During the war, the place was used as a military base and prison for captives. It was here that the soldiers watched the movements of their opponents using binoculars. Other structures built here include the commanding tunnel, the commanding room, trenches, a treasure room and the bunker lines.
Today, the park covers four districts and stretches 44 kilometers with small and large mountains as well as a plain valley. It also has guest houses that can accommodate tourists who would like to stay the night or for a few days.
Khao Rang Road
Situated on the Phetchabun-Taphan Hin route, this road was built during the Second World War as a way to reach Phetchabun.

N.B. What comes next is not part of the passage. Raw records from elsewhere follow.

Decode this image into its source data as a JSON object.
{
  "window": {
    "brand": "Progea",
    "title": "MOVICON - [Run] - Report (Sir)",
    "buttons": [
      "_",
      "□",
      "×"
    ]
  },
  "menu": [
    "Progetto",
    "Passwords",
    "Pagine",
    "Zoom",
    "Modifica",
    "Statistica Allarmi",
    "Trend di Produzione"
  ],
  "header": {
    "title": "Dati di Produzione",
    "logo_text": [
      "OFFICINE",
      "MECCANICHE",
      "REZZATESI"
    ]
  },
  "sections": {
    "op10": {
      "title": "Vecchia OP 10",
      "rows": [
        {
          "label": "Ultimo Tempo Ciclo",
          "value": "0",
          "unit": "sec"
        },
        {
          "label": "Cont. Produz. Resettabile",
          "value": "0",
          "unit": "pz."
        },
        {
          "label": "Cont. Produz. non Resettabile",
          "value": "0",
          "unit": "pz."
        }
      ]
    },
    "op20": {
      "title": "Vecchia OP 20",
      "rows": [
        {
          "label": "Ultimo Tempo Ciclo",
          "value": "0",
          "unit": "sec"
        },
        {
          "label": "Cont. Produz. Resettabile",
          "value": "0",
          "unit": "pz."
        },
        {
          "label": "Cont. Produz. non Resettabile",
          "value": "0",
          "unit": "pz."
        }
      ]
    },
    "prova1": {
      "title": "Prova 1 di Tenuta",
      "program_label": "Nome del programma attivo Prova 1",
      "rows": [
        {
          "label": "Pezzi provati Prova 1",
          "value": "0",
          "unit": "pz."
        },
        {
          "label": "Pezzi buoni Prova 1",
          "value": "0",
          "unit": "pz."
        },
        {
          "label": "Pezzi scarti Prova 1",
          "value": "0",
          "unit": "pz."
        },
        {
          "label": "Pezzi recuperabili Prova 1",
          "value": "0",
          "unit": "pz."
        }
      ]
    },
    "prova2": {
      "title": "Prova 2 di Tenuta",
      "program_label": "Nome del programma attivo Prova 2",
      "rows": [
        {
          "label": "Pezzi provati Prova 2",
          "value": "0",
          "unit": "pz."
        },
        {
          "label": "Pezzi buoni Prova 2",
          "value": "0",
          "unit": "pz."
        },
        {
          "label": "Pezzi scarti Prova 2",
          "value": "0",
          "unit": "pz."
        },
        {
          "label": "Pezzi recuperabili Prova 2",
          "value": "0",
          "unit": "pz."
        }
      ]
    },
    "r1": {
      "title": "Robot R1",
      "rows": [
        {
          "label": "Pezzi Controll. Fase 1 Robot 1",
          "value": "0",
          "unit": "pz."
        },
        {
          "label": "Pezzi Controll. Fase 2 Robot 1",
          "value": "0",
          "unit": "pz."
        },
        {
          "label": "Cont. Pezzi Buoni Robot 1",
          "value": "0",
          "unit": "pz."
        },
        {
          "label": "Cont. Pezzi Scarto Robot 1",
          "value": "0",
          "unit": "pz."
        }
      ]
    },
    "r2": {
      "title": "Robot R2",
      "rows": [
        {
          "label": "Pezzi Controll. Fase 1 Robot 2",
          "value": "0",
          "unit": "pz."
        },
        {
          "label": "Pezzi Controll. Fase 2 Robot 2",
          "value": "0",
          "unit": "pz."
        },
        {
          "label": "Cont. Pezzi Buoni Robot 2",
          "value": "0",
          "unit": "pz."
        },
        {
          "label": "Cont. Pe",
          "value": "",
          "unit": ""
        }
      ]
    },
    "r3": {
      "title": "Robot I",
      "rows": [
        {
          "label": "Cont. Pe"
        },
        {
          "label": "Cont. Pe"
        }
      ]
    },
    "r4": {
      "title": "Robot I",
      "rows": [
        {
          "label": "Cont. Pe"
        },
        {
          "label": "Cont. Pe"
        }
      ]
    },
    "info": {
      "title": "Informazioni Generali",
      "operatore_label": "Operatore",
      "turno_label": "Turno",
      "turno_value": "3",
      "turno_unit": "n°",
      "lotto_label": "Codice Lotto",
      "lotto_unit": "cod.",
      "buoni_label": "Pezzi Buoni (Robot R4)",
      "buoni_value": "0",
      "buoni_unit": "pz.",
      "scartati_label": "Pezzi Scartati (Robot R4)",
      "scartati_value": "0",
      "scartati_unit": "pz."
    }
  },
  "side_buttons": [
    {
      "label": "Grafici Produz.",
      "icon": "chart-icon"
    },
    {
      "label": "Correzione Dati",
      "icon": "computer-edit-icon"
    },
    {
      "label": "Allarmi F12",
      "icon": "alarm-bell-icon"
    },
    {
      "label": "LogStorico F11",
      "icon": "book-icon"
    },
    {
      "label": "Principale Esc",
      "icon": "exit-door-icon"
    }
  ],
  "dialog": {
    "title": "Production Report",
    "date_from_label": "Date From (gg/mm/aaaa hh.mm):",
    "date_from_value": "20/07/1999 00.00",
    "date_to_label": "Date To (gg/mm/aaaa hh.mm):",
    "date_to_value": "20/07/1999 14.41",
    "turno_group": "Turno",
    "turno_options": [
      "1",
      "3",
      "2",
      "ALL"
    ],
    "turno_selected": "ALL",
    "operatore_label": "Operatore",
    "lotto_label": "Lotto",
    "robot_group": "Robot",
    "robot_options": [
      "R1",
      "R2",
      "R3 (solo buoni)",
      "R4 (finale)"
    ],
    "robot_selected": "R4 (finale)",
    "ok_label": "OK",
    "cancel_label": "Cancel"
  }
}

While still in its construction stage, an unfortunate event occurred as many workers died due to malaria.
Japan’s presence in Thailand was inevitable during the war as the Japanese Imperial Army at that time was seeking a route that would get them nearer to Malaya and Burma. Thailand was there at the right time.
It was also during this war that the Nanking massacre 1937 in China occurred. The mass killings involved hundreds of thousands of Chinese and China has been blaming the Japanese Imperial Army for this atrocity.
Japan continues to strongly defend its stand that it did not cause the Nanking massacre. Japanese supporters have taken their campaign to the internet in hopes of clarifying the real scenario.